Georgia Tech Cable Network
- Atlanta, Georgia; United States;

Ownership
- Owner: Georgia Institute of Technology

History
- First air date: 1995
- Last air date: 2022

= Georgia Tech Cable Network =

TV provider in Atlanta, Georgia, USA

The Georgia Tech Cable Network (GTCN) was the on-campus television provider of the Georgia Institute of Technology in Atlanta, Georgia, United States. Established in 1995, GTCN served the on-campus buildings, especially Georgia Tech Housing.

==Content==
They had a 123-channel lineup, 24 of which were HD, and two of which (channels 20 and 21) they generate content for themselves. In particular, they had a show called "Ramblin' Research" that showed professors' research and personal interests. In addition, they showed many recent movies. The network was also part of the Georgia Tech emergency notification system.

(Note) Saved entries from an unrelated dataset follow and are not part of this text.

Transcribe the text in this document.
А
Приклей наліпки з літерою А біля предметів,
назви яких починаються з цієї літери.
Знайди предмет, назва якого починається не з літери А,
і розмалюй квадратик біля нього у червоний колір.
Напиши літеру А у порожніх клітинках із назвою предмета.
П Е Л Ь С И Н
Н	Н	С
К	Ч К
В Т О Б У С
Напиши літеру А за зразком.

Dish Network provided most of GTCN's non-original programming. The service also rebroadcast several Atlanta-area high-definition channels taken directly from local over-the-air broadcasts. GTCN also had one of the widest selections of international channels of cable networks in the United States.

==History==
The Georgia Tech Cable Network was initially established in 1995 and had 54 channels. There was an interactive show called TutorVision, where Georgia Tech students called in questions to be worked live on TV. Other past shows include Tech Shorts and Dr. Staff, humor shows about life at Georgia Tech.

GTCN used to broadcast WREK-FM, Georgia Tech's student-run radio station, on channel 17 from 2003 to early 2009. According to then general manager, Trey Rhodes, the station was “never really notified about [GTCN taking us off the channel], no warning beforehand at all." The station management had an agreement with GTCN that they would be receiving another channel for their new HD content, but instead were demoted to background music for the channel guide. Carol Pulliam, the general manager of GTCN, defended this decision by stating that demoting WREK-FM would allow for the creation of three more HD channels on the network.

This service was discontinued in Fall of 2022.